Но я не мог так просто сдаться. В подходящий момент я пробурчал о том, что в старые добрые времена делали аборты вязальными спицами.
— Ты не рожал детей — откуда тебе знать. — Джейн наклонилась вперед, зло уставясь на меня.
Я заметил, что она всегда строит из себя мамочку, когда Алекса нет поблизости. Я хотел ненавидеть ее за то, что мы всегда попадали в эту дурацкую колею, из которой не могли вылезти, и все-таки я не мог не обратить внимания на ее тело, когда она наклонилась вперед, на то, как короткая синяя юбка открывала мускулистые бедра, подтянутые икры.
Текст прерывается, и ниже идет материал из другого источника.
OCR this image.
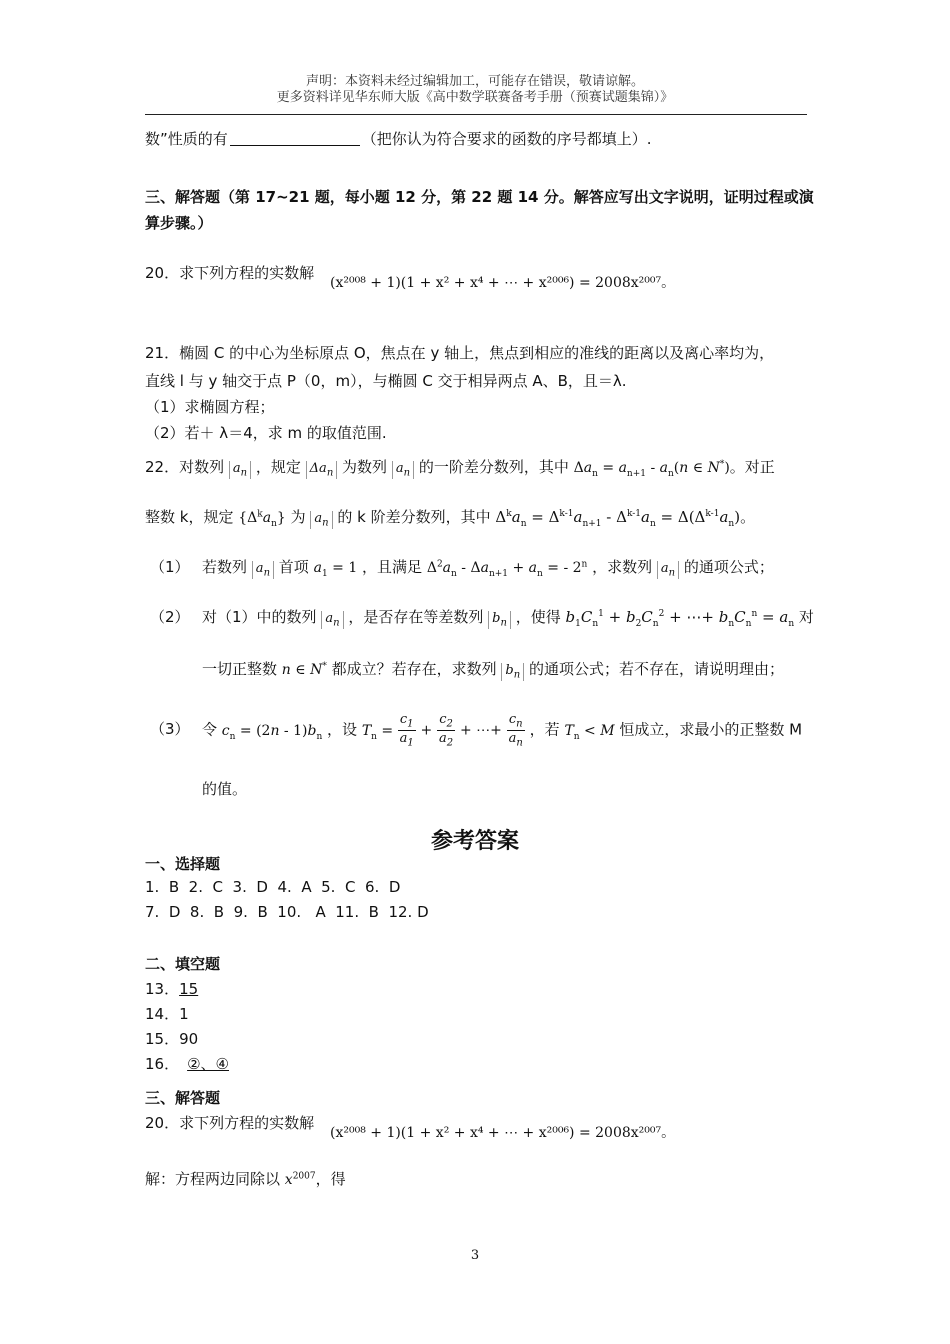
声明：本资料未经过编辑加工，可能存在错误，敬请谅解。
更多资料详见华东师大版《高中数学联赛备考手册（预赛试题集锦）》
数”性质的有	（把你认为符合要求的函数的序号都填上）.
三、解答题（第 17~21 题，每小题 12 分，第 22 题 14 分。解答应写出文字说明，证明过程或演
算步骤。）
20．求下列方程的实数解
(x²⁰⁰⁸ + 1)(1 + x² + x⁴ + ⋯ + x²⁰⁰⁶) = 2008x²⁰⁰⁷。
21．椭圆 C 的中心为坐标原点 O，焦点在 y 轴上，焦点到相应的准线的距离以及离心率均为，
直线 l 与 y 轴交于点 P（0，m），与椭圆 C 交于相异两点 A、B，且＝λ.
（1）求椭圆方程；
（2）若＋ λ＝4，求 m 的取值范围.
22．对数列 $a_n$ ，规定 $\Delta a_n$ 为数列 $a_n$ 的一阶差分数列，其中 $\Delta a_n = a_{n+1} - a_n(n$ ∈ N*)。对正
整数 k，规定 $\{\Delta^ka_n\}$ 为 $a_n$ 的 k 阶差分数列，其中 $\Delta^ka_n = \Delta^{k-1}a_{n+1} - \Delta^{k-1}a_n = \Delta(\Delta^{k-1}a_n)$。
（1） 若数列 $a_n$ 首项 $a_1 = 1$ ，且满足 $\Delta^2a_n - \Delta a_{n+1} + a_n$ = - 2$^n$ ，求数列 $a_n$ 的通项公式；
（2） 对（1）中的数列 $a_n$ ，是否存在等差数列 $b_n$ ，使得 $b_1C_n^1 + b_2C_n^2$ + ⋯+ $b_nC_n^n = a_n$ 对
一切正整数 n ∈ N* 都成立？若存在，求数列 $b_n$ 的通项公式；若不存在，请说明理由；
（3） 令 $c_n = (2n - 1)b_n$ ，设 $T_n = \frac{c_1}{a_1} + \frac{c_2}{a_2}$ + ⋯+ $\frac{c_n}{a_n}$ ，若 $T_n < M$ 恒成立，求最小的正整数 M
的值。
参考答案
一、选择题
1.  B  2.  C  3.  D  4.  A  5.  C  6.  D
7.  D  8.  B  9.  B  10.   A  11.  B  12. D
二、填空题
13．15
14．1
15．90
16． ②、④
三、解答题
20．求下列方程的实数解
(x²⁰⁰⁸ + 1)(1 + x² + x⁴ + ⋯ + x²⁰⁰⁶) = 2008x²⁰⁰⁷。
解：方程两边同除以 $x^{2007}$，得
3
Натянувшаяся между ее ногами ткань задевала мой несчастный взгляд.
— Больше всего меня беспокоят школы, — заявила Кэти. — Я страшно боюсь, что кто-нибудь выстрелит в Саманту.
От школ мы перекинули короткий мостик к системе образования, в которой Мэвис, как видно, разобралась досконально. Видимо, ко времени окончания школы, или как там это теперь называется, большой процент детей в большом проценте пригородных школ успевают попробовать большой процент наркотиков. Джерри предложил гостям по глоточку «Реми Мартин», ненавязчиво проводив нас назад в гостиную, но разговор вскоре зачах, сев на мель повторений.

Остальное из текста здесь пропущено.